New model for Shared Ownership: technical consultation
Shared Ownership Consultation
Ministry of Housing, Communities and Local Government
3rd Floor, South East Fry Building
2 Marsham Street
17 December 2020
This response to your consultation is on behalf of The Federation of Private Residents’ Associations, which as far as we know, is the only national body that represents the voice of leaseholders in England and Wales.
We have over 500 member associations representing tens of thousands of individual leaseholders.
We have drafted this response on the basis of our regular daily contact with our members who inform us of the problems they encounter in the leasehold sector and we have analysed those contacts so that we understand and can convey to you the problems concerned with the concept of shared ownership but cannot comment on the technical aspects.
Leaseholders are told they share the ownership of their flats with whichever Housing Association is their head lessor. In fact the leaseholder does not share ownership. The leaseholder as you will see from the Land Registry is the proprietor of the flat.
The writer who is a specialist in Right to Manage and Vice Chair of FPRA has recently succeeded in obtaining RTM for a block of almost 80 flats some of which were so-called ‘shared ownership’
These flats – most of which became members of the RTM Company are all listed as the proprietors of their flats, not the shared proprietors.
The proprietor leaseholder of a so-called shared ownership flat pays 100% of the service charge. In addition, they pay a management charge to the Head Lessor -the Housing Association – which manages that block of ‘shared ownership’ flats leased from the freeholders.
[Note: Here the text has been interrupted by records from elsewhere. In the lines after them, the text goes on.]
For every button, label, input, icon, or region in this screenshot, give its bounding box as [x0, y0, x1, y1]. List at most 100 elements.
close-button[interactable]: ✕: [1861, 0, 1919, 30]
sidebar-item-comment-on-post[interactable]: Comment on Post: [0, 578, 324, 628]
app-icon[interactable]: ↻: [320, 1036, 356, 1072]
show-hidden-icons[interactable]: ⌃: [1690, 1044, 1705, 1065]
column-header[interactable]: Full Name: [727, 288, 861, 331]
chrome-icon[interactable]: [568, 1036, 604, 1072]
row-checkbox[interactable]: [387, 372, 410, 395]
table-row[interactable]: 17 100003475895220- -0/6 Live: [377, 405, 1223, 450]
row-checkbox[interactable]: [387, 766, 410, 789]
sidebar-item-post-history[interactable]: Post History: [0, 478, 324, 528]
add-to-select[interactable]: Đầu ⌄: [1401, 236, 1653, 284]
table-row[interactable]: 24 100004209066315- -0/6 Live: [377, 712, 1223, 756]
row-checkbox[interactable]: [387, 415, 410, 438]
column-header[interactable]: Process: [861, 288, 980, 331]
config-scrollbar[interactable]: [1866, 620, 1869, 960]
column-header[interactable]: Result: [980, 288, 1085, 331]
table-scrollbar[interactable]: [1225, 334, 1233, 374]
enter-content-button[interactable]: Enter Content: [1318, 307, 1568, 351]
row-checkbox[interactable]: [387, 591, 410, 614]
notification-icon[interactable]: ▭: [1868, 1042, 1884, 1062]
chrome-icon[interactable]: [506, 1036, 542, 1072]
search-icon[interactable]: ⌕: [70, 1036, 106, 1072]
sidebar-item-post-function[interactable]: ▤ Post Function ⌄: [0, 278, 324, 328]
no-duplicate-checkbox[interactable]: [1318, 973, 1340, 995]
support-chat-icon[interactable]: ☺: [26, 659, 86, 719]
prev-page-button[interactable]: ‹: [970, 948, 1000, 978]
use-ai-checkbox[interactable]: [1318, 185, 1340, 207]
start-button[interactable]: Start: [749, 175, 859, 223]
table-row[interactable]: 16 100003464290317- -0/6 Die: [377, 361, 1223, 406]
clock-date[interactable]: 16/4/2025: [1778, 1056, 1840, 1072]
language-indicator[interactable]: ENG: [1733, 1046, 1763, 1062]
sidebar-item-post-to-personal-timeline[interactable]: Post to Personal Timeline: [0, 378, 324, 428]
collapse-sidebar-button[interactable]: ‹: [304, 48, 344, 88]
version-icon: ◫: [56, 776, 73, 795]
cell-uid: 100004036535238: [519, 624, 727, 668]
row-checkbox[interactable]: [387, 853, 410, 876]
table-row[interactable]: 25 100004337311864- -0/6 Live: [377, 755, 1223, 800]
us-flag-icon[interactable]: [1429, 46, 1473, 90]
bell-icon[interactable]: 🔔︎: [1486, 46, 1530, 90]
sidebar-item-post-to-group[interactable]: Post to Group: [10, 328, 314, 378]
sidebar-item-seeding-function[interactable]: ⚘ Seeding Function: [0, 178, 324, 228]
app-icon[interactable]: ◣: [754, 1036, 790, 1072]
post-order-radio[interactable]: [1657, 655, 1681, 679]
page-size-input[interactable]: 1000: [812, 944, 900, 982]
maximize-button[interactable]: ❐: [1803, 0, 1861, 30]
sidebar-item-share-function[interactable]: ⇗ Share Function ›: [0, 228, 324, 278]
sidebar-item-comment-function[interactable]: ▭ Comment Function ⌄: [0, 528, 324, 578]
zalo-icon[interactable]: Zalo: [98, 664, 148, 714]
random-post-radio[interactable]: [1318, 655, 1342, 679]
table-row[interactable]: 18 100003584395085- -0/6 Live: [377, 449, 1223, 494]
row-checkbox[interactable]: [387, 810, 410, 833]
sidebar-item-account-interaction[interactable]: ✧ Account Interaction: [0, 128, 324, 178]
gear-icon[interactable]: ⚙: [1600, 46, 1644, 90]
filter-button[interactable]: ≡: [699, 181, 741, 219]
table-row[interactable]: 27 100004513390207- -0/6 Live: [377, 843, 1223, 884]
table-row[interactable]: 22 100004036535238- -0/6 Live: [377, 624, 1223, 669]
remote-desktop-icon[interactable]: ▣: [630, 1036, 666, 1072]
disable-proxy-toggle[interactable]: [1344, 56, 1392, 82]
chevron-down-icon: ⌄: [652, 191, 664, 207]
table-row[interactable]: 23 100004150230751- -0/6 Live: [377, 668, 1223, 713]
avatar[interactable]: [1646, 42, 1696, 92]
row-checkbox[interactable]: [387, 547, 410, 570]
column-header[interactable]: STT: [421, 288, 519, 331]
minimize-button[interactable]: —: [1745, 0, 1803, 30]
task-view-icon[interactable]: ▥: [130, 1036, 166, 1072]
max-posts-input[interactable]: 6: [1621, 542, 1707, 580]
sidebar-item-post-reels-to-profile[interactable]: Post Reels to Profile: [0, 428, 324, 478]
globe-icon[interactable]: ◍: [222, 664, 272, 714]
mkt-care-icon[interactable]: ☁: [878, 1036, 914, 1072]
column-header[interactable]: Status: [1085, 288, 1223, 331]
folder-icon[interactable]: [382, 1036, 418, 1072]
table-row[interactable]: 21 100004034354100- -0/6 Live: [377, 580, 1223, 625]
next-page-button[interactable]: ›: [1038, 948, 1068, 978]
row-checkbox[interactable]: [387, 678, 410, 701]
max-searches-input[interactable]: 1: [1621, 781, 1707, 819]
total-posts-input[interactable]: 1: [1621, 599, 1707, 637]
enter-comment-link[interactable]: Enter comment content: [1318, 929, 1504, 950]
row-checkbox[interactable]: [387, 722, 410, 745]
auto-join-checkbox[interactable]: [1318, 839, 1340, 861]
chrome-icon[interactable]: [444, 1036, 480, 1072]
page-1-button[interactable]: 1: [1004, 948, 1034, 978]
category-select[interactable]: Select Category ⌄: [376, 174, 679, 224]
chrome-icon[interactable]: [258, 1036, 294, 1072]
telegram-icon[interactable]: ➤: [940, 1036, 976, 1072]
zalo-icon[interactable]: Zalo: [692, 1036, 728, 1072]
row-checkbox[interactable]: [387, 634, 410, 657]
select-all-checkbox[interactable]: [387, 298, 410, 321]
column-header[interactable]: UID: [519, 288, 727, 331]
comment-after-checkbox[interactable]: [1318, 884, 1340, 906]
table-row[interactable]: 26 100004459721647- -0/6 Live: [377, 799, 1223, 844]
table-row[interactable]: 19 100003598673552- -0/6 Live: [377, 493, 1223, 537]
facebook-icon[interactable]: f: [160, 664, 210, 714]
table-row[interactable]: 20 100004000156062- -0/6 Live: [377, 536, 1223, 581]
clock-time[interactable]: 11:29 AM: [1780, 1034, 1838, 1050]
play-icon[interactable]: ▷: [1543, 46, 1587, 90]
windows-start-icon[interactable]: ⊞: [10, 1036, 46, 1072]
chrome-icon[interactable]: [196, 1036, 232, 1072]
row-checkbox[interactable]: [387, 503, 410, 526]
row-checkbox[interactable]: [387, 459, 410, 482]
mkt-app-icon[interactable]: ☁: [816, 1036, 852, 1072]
Two example Land Registry Titles are shown here :
One proprietor of a shared ownership flat paid less than 25% of the price for the flat purchased without a Housing Association Mortgage.
So, the financially challenged whom the Government is trying to help, are basically led into a situation where they pay more service charges on a flat costing less than £200,000 than the proprietor of the same flat in the same block who paid the full price of more than £800,000.
The element which is referred to as shared is not the flat it is a second mortgage. The terms can be more onerous than any other mortgage because they can involve prohibitions on letting and selling which are not in the standard leases or other mortgages.
So called shared owners also have to suffer an extra layer of bureaucracy in querying the service charges passed on by the Housing Association from the freeholders. Their staff are not trained in Service Charge apportionment and are forced to justify charges that they are not responsible for.
In our experience shared owners end up in helpless fury and very few are even aware that they do not share ownership but have merely taken a second mortgage with different terms to their main loan.
The term ‘shared ownership’ deceives the leaseholder into believing they are not the proprietor of their flats when in fact they are! Government should not acquis in such a deceptive term.
We suggest :-
(1) that the term shared ownership should not be used as it is misleading and unnecessary
(2) Housing Associations offer second larger mortgages to their clients on better terms than other lenders.
(3) Housing Associations should not become head lessors as this imposes needless bureaucracies on their tenants and makes HA flats more expensive to live in than other flats in the block
We would be happy to see the Department with evidence of the situation which this system has created and explore our suggestions for genuine improvements for the less well-off.
We look forward to hearing from you further.